Periksa kondisi fisik

Kondisi ban yang layak atau tidak dapat diketahui dengan pengamatan visual sederhana tanpa memerlukan alat khusus. Pertama, periksa kondisi keausan atau kedalaman tapak ban kendaraan.

Tapak ban yang aus dapat berakibat pada berkurangnya kemampuan pengendalian kendaraan, meningkatnya risiko “aquaplaning” saat hujan, serta memperpanjang jarak pengereman kendaraan.

Fungsi rem adalah menghentikan roda kendaraan, bukan menghentikan kendaraan itu sendiri. Jika tapak ban sudah aus, kendaraan bisa saja tetap tergelincir meski roda sudah terkunci dalam kondisi pengereman hard braking.

Tingkat keausan ban dapat diketahui dengan melihat tire wear indicator (TWI) yang berada pada dinding samping (sidewall) ban. Jika tapak ban sudah sejajar dengan garis-garis TWI, artinya kedalaman tapak yang tersisa sudah kurang dari batas aman, yakni 1.6mm, dan sudah memerlukan penggantian ban.

Perhatikan barang bawaan

Ban juga memiliki daya angkut maksimum. Daya angkut maksimum menggambarkan beban maksimum yang dapat ditanggung oleh masing-masing ban dan terdapat pada dinding samping (sidewall) ban.

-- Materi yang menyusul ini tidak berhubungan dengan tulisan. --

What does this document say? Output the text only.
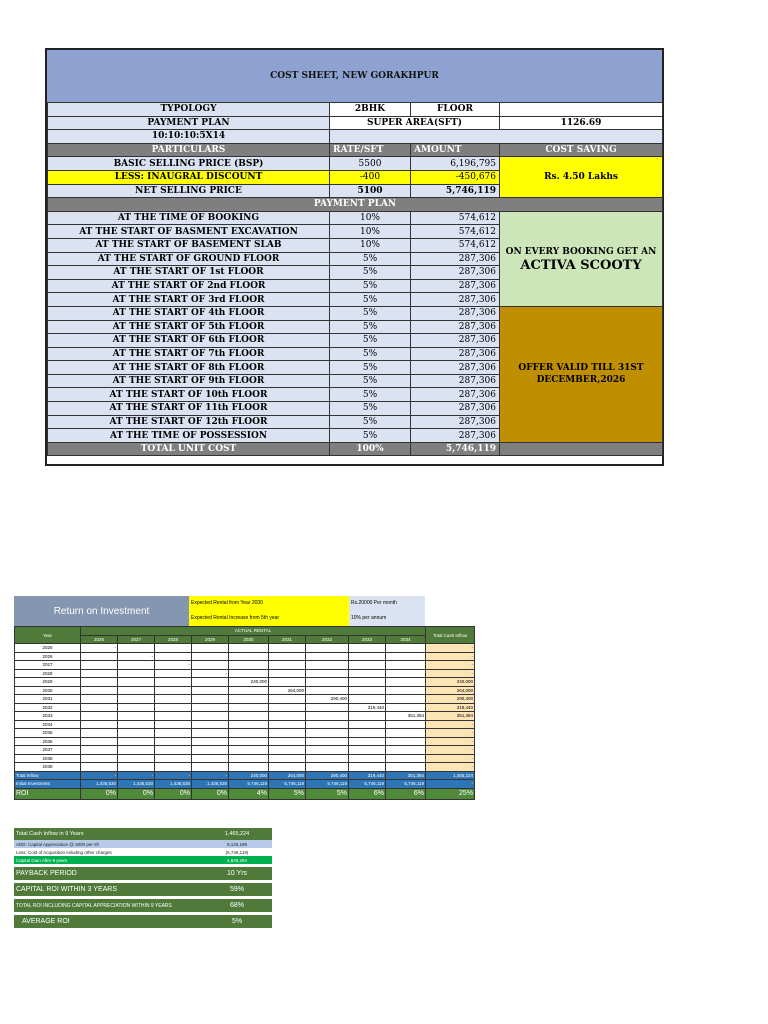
COST SHEET, NEW GORAKHPUR
TYPOLOGY	2BHK	FLOOR	
PAYMENT PLAN	SUPER AREA(SFT)		1126.69
10:10:10:5X14			
PARTICULARS	RATE/SFT	AMOUNT	COST SAVING
BASIC SELLING PRICE (BSP)	5500	6,196,795	Rs. 4.50 Lakhs
LESS: INAUGRAL DISCOUNT	-400	-450,676	
NET SELLING PRICE	5100	5,746,119	
PAYMENT PLAN			
AT THE TIME OF BOOKING	10%	574,612	ON EVERY BOOKING GET AN
ACTIVA SCOOTY

AT THE START OF BASMENT EXCAVATION	10%	574,612	
AT THE START OF BASEMENT SLAB	10%	574,612	
AT THE START OF GROUND FLOOR	5%	287,306	
AT THE START OF 1st FLOOR	5%	287,306	
AT THE START OF 2nd FLOOR	5%	287,306	
AT THE START OF 3rd FLOOR	5%	287,306	
AT THE START OF 4th FLOOR	5%	287,306	OFFER VALID TILL 31ST DECEMBER,2026
AT THE START OF 5th FLOOR	5%	287,306	
AT THE START OF 6th FLOOR	5%	287,306	
AT THE START OF 7th FLOOR	5%	287,306	
AT THE START OF 8th FLOOR	5%	287,306	
AT THE START OF 9th FLOOR	5%	287,306	
AT THE START OF 10th FLOOR	5%	287,306	
AT THE START OF 11th FLOOR	5%	287,306	
AT THE START OF 12th FLOOR	5%	287,306	
AT THE TIME OF POSSESSION	5%	287,306	
TOTAL UNIT COST	100%	5,746,119	
Return on Investment
Expected Rental from Year 2030	Rs.20000 Per month
Expected Rental Increase from 5th year	10% per annum
Year	ACTUAL RENTAL									Total Cash Inflow
	2026	2027	2028	2029	2030	2031	2032	2033	2034	
2025	-									-
2026		-								-
2027			-							-
2028				-						-
2029					240,000					240,000
2030						264,000				264,000
2031							290,400			290,400
2032								319,440		319,440
2033									351,384	351,384
2034										-
2035										-
2036										-
2037										-
2038										-
2039										-
Total Inflow	-	-	-	-	240,000	264,000	290,400	319,440	351,384	1,465,224
Initial Investment	1,436,530	1,436,530	1,436,530	1,436,530	5,746,119	5,746,119	5,746,119	5,746,119	5,746,119	-
ROI	0%	0%	0%	0%	4%	5%	5%	6%	6%	25%
Total Cash Inflow in 9 Years	1,465,224
ADD: Capital Appreciation @ 3000 per sft	9,126,189
Less: Cost of Acquisition exluding other charges	(5,746,119)
Capital Gain After 9 years	4,845,294
PAYBACK PERIOD	10 Yrs
CAPITAL ROI WITHIN 3 YEARS	59%
TOTAL ROI INCLUDING CAPITAL APPRECIATION WITHIN 9 YEARS	68%
AVERAGE ROI	5%
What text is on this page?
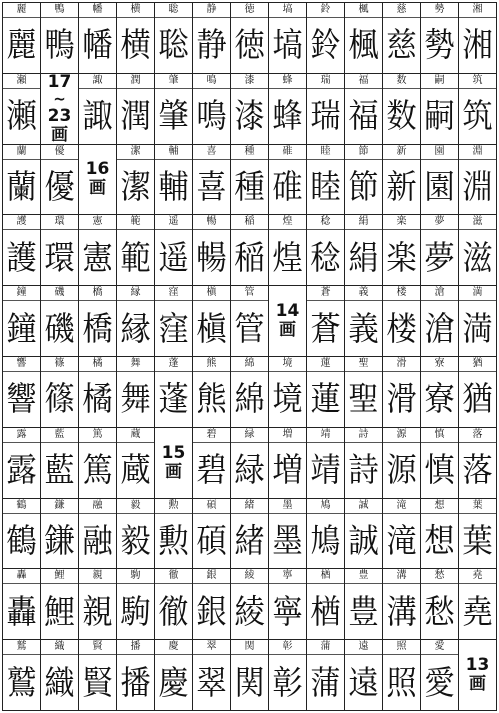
麗
麗
鴨
鴨
幡
幡
横
横
聡
聡
静
静
徳
徳
塙
塙
鈴
鈴
楓
楓
慈
慈
勢
勢
湘
湘
瀬
瀬
17
~
23
画
諏
諏
潤
潤
肇
肇
鳴
鳴
漆
漆
蜂
蜂
瑞
瑞
福
福
数
数
嗣
嗣
筑
筑
蘭
蘭
優
優 16
画
潔
潔
輔
輔
喜
喜
種
種
碓
碓
睦
睦
節
節
新
新
園
園
淵
淵
護
護
環
環
憲
憲
範
範
遥
遥
暢
暢
稲
稲
煌
煌
稔
稔
絹
絹
楽
楽
夢
夢
滋
滋
鐘
鐘
磯
磯
橋
橋
縁
縁
窪
窪
槇
槇
管
管 14
画
蒼
蒼
義
義
楼
楼
滄
滄
満
満
響
響
篠
篠
橘
橘
舞
舞
蓬
蓬
熊
熊
綿
綿
境
境
蓮
蓮
聖
聖
滑
滑
寮
寮
猶
猶
露
露
藍
藍
篤
篤
蔵
蔵 15
画
碧
碧
緑
緑
増
増
靖
靖
詩
詩
源
源
慎
慎
落
落
鶴
鶴
鎌
鎌
融
融
毅
毅
勲
勲
碩
碩
緒
緒
墨
墨
鳩
鳩
誠
誠
滝
滝
想
想
葉
葉
轟
轟
鯉
鯉
親
親
駒
駒
徹
徹
銀
銀
綾
綾
寧
寧
楢
楢
豊
豊
溝
溝
愁
愁
堯
堯
鷲
鷲
織
織
賢
賢
播
播
慶
慶
翠
翠
関
関
彰
彰
蒲
蒲
遠
遠
照
照
愛
愛 13
画
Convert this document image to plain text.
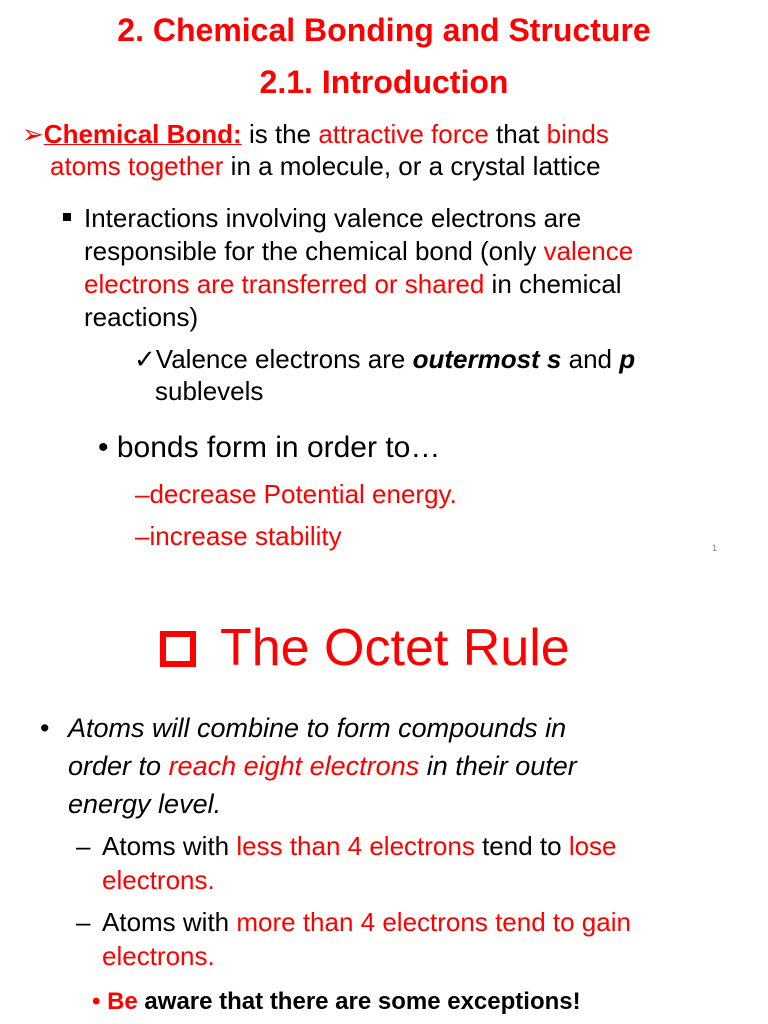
2. Chemical Bonding and Structure
2.1. Introduction
➢Chemical Bond: is the attractive force that binds
atoms together in a molecule, or a crystal lattice
Interactions involving valence electrons are
responsible for the chemical bond (only valence
electrons are transferred or shared in chemical
reactions)
✓Valence electrons are outermost s and p
sublevels
• bonds form in order to…
–decrease Potential energy.
–increase stability	1
The Octet Rule
• Atoms will combine to form compounds in
order to reach eight electrons in their outer
energy level.
– Atoms with less than 4 electrons tend to lose
electrons.
– Atoms with more than 4 electrons tend to gain
electrons.
• Be aware that there are some exceptions!
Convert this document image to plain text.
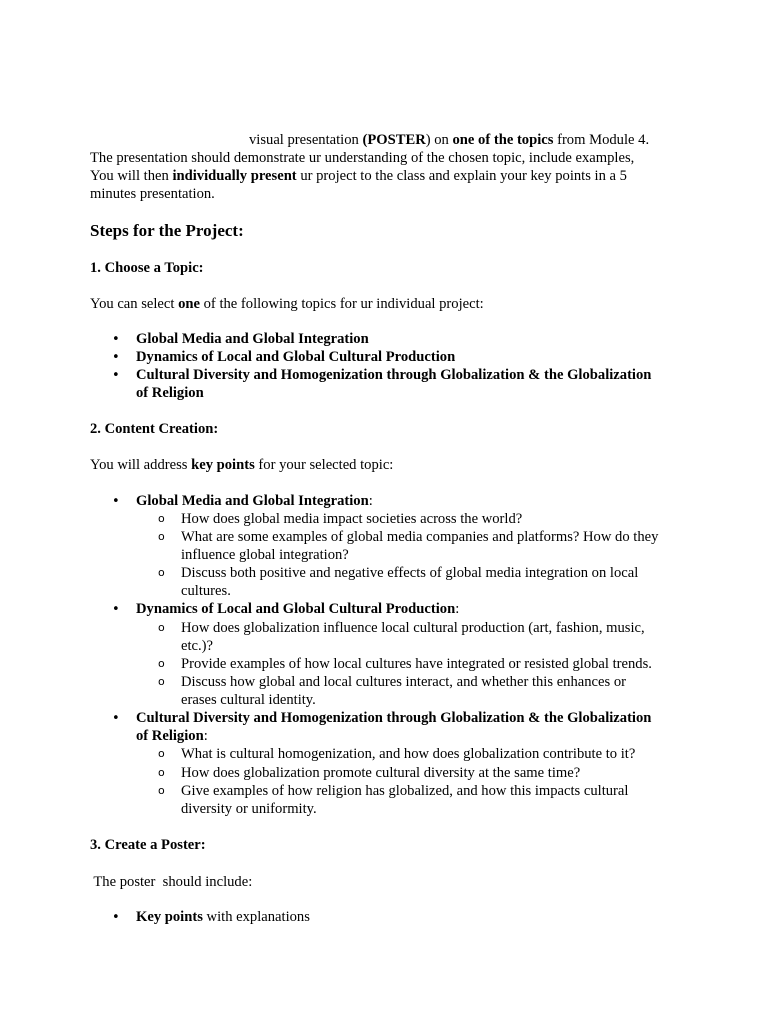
visual presentation (POSTER) on one of the topics from Module 4.
The presentation should demonstrate ur understanding of the chosen topic, include examples,
You will then individually present ur project to the class and explain your key points in a 5
minutes presentation.
Steps for the Project:
1. Choose a Topic:
You can select one of the following topics for ur individual project:
•
Global Media and Global Integration
•
Dynamics of Local and Global Cultural Production
•
Cultural Diversity and Homogenization through Globalization & the Globalization
of Religion
2. Content Creation:
You will address key points for your selected topic:
•
Global Media and Global Integration:
o How does global media impact societies across the world?
o What are some examples of global media companies and platforms? How do they
influence global integration?
o Discuss both positive and negative effects of global media integration on local
cultures.
•
Dynamics of Local and Global Cultural Production:
o How does globalization influence local cultural production (art, fashion, music,
etc.)?
o Provide examples of how local cultures have integrated or resisted global trends.
o Discuss how global and local cultures interact, and whether this enhances or
erases cultural identity.
•
Cultural Diversity and Homogenization through Globalization & the Globalization
of Religion:
o What is cultural homogenization, and how does globalization contribute to it?
o How does globalization promote cultural diversity at the same time?
o Give examples of how religion has globalized, and how this impacts cultural
diversity or uniformity.
3. Create a Poster:
The poster  should include:
•
Key points with explanations
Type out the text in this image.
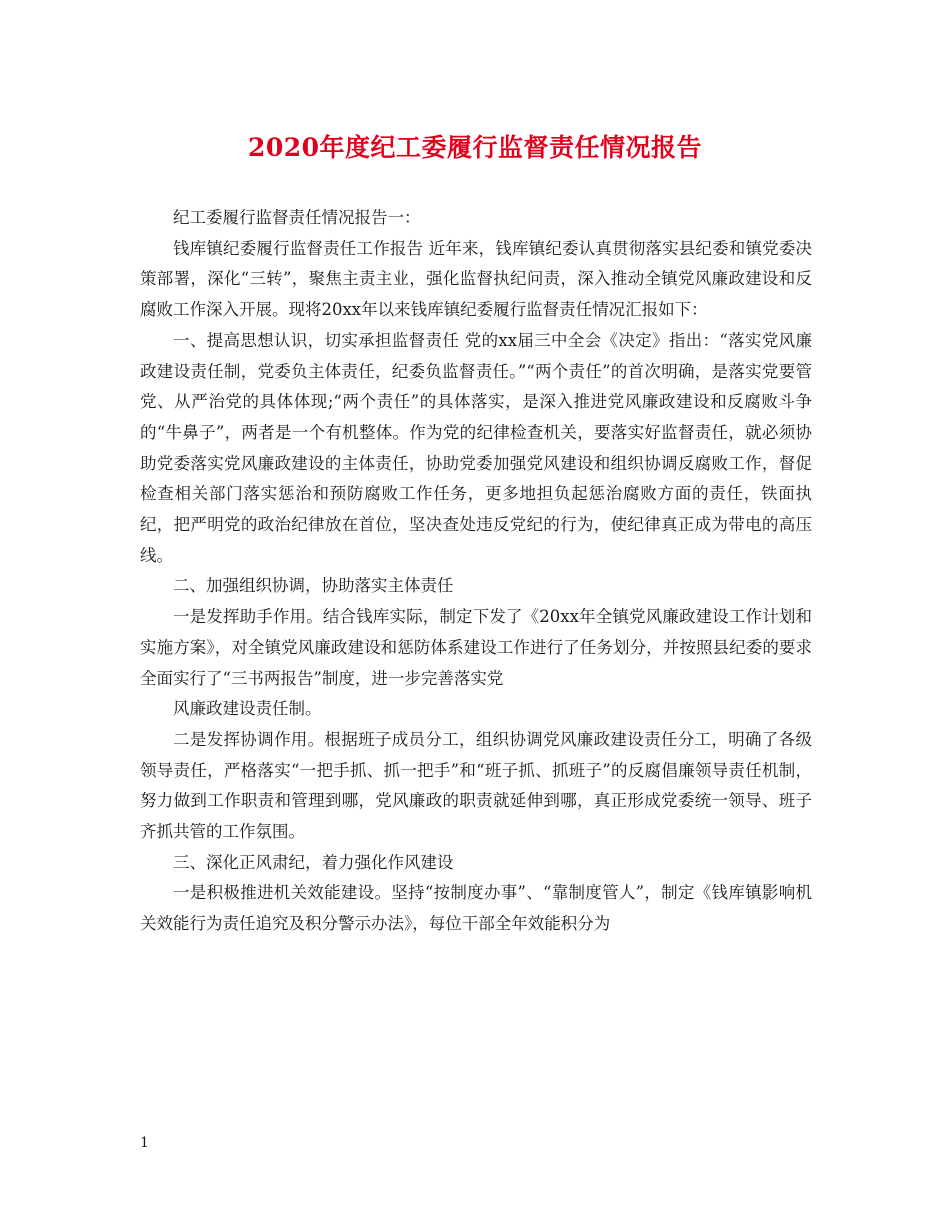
2020年度纪工委履行监督责任情况报告

纪工委履行监督责任情况报告一：

钱库镇纪委履行监督责任工作报告 近年来，钱库镇纪委认真贯彻落实县纪委和镇党委决策部署，深化“三转”，聚焦主责主业，强化监督执纪问责，深入推动全镇党风廉政建设和反腐败工作深入开展。现将20xx年以来钱库镇纪委履行监督责任情况汇报如下：

一、提高思想认识，切实承担监督责任 党的xx届三中全会《决定》指出：“落实党风廉政建设责任制，党委负主体责任，纪委负监督责任。”“两个责任”的首次明确，是落实党要管党、从严治党的具体体现;“两个责任”的具体落实，是深入推进党风廉政建设和反腐败斗争的“牛鼻子”，两者是一个有机整体。作为党的纪律检查机关，要落实好监督责任，就必须协助党委落实党风廉政建设的主体责任，协助党委加强党风建设和组织协调反腐败工作，督促检查相关部门落实惩治和预防腐败工作任务，更多地担负起惩治腐败方面的责任，铁面执纪，把严明党的政治纪律放在首位，坚决查处违反党纪的行为，使纪律真正成为带电的高压线。

二、加强组织协调，协助落实主体责任

一是发挥助手作用。结合钱库实际，制定下发了《20xx年全镇党风廉政建设工作计划和实施方案》，对全镇党风廉政建设和惩防体系建设工作进行了任务划分，并按照县纪委的要求全面实行了“三书两报告”制度，进一步完善落实党

风廉政建设责任制。

二是发挥协调作用。根据班子成员分工，组织协调党风廉政建设责任分工，明确了各级领导责任，严格落实“一把手抓、抓一把手”和“班子抓、抓班子”的反腐倡廉领导责任机制，努力做到工作职责和管理到哪，党风廉政的职责就延伸到哪，真正形成党委统一领导、班子齐抓共管的工作氛围。

三、深化正风肃纪，着力强化作风建设

一是积极推进机关效能建设。坚持“按制度办事”、“靠制度管人”，制定《钱库镇影响机关效能行为责任追究及积分警示办法》，每位干部全年效能积分为

1
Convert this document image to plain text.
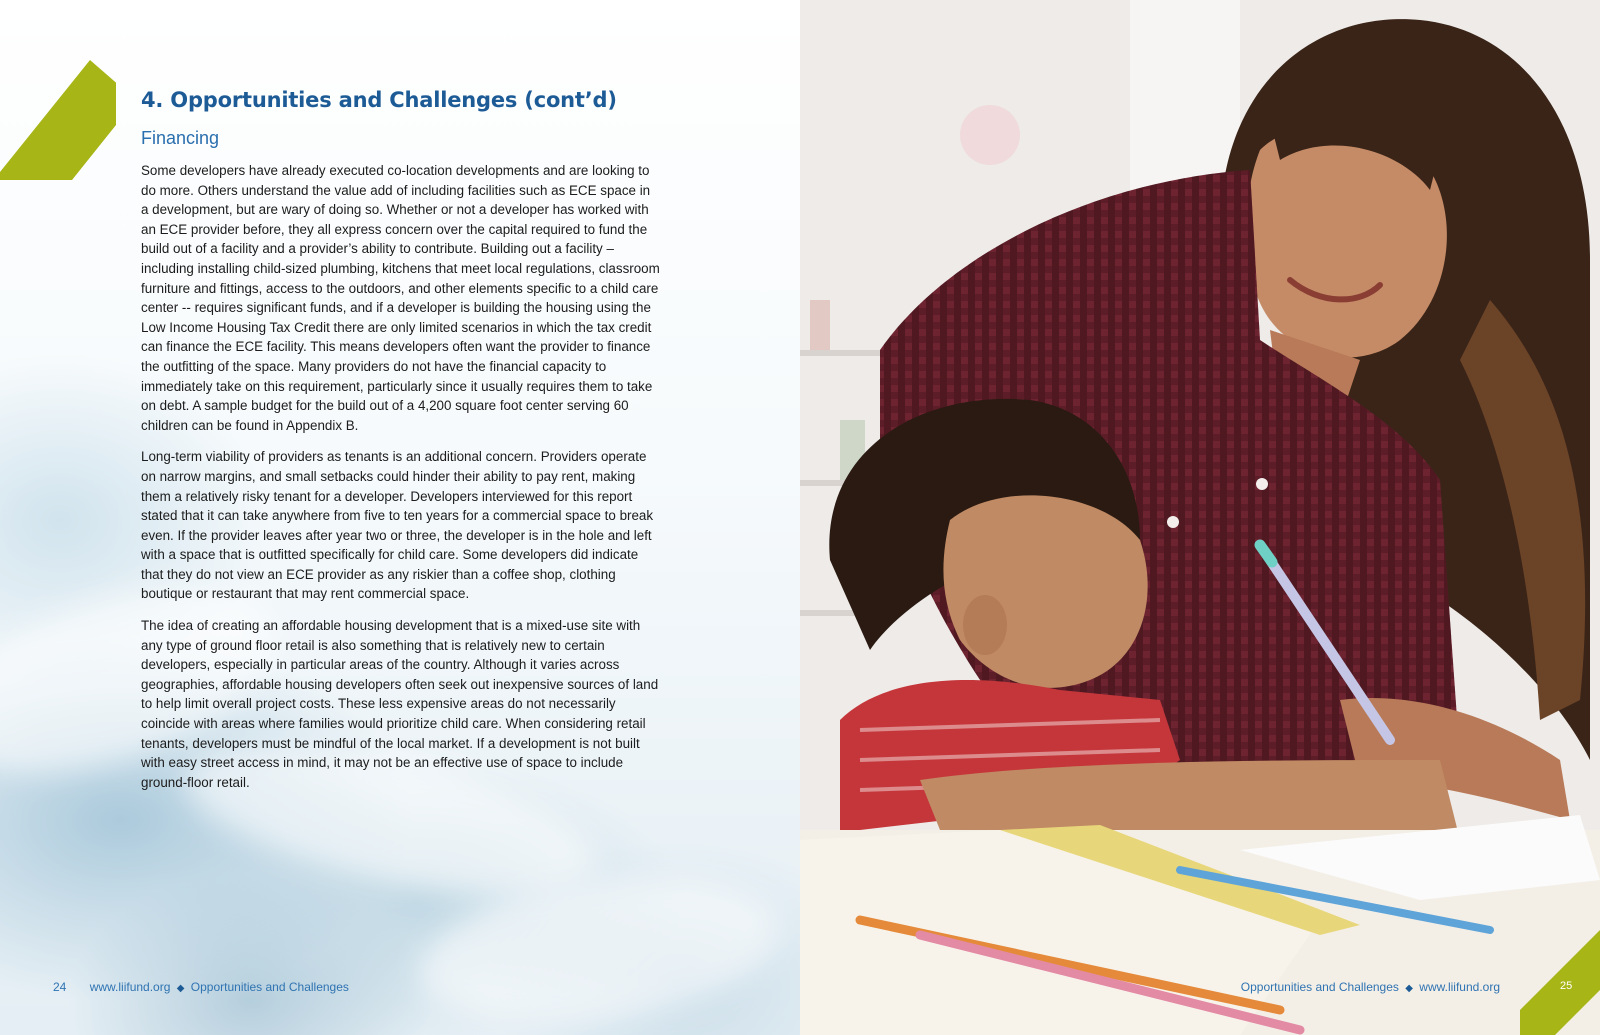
4. Opportunities and Challenges (cont’d)
Financing

Some developers have already executed co-location developments and are looking to do more. Others understand the value add of including facilities such as ECE space in a development, but are wary of doing so. Whether or not a developer has worked with an ECE provider before, they all express concern over the capital required to fund the build out of a facility and a provider’s ability to contribute. Building out a facility – including installing child-sized plumbing, kitchens that meet local regulations, classroom furniture and fittings, access to the outdoors, and other elements specific to a child care center -- requires significant funds, and if a developer is building the housing using the Low Income Housing Tax Credit there are only limited scenarios in which the tax credit can finance the ECE facility. This means developers often want the provider to finance the outfitting of the space. Many providers do not have the financial capacity to immediately take on this requirement, particularly since it usually requires them to take on debt. A sample budget for the build out of a 4,200 square foot center serving 60 children can be found in Appendix B.

Long-term viability of providers as tenants is an additional concern. Providers operate on narrow margins, and small setbacks could hinder their ability to pay rent, making them a relatively risky tenant for a developer. Developers interviewed for this report stated that it can take anywhere from five to ten years for a commercial space to break even. If the provider leaves after year two or three, the developer is in the hole and left with a space that is outfitted specifically for child care. Some developers did indicate that they do not view an ECE provider as any riskier than a coffee shop, clothing boutique or restaurant that may rent commercial space.

The idea of creating an affordable housing development that is a mixed-use site with any type of ground floor retail is also something that is relatively new to certain developers, especially in particular areas of the country. Although it varies across geographies, affordable housing developers often seek out inexpensive sources of land to help limit overall project costs. These less expensive areas do not necessarily coincide with areas where families would prioritize child care. When considering retail tenants, developers must be mindful of the local market. If a development is not built with easy street access in mind, it may not be an effective use of space to include ground-floor retail.

24 www.liifund.org ◆ Opportunities and Challenges	Opportunities and Challenges ◆ www.liifund.org	25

Mematuhi batasan ini penting karena beban yang berlebihan akan berdampak buruk pada ban serta pengendalian kendaraan.

Kendaraan yang overload dapat menyebabkan pengendalian menjadi tidak responsif, meningkatkan konsumsi bahan bakar, serta mempercepat keausan pada ban.

Persiapkan tindakan darurat

Jika selama perjalanan mudik mengalami kejadian yang kurang menyenangkan, seperti ban bocor atau sobek, para pengendara harus menghadapi kondisi tersebut dengan tenang dan tidak panik apalagi sampai menginjak rem secara tiba-tiba.

Dalam kondisi ini, pengendara harus mengusahakan posisi stir yang lurus dan biarkan kendaraan melambat secara alami dengan bantuan engine braking. Setelah kendaraan melambat, perlahan arahkan kendaraan ke tempat aman seperti bahu jalan, berhenti, nyalakan lampu hazard serta pasang segi tiga pengaman.

Jika kendaraan menggunakan ban serep tipe temporary yang biasanya berukuran lebih kecil, perhatikan kecepatan serta jarak tempuh maksimum yang tertera pada ban cadangan tersebut.

Ketika menemukan toko ban terpercaya, pastikan ban baru tersebut sesuai dengan yang ban lain yang terpasang pada mobil pemilik (termasuk ukuran ban, jenis, indeks beban dan simbol kecepatan).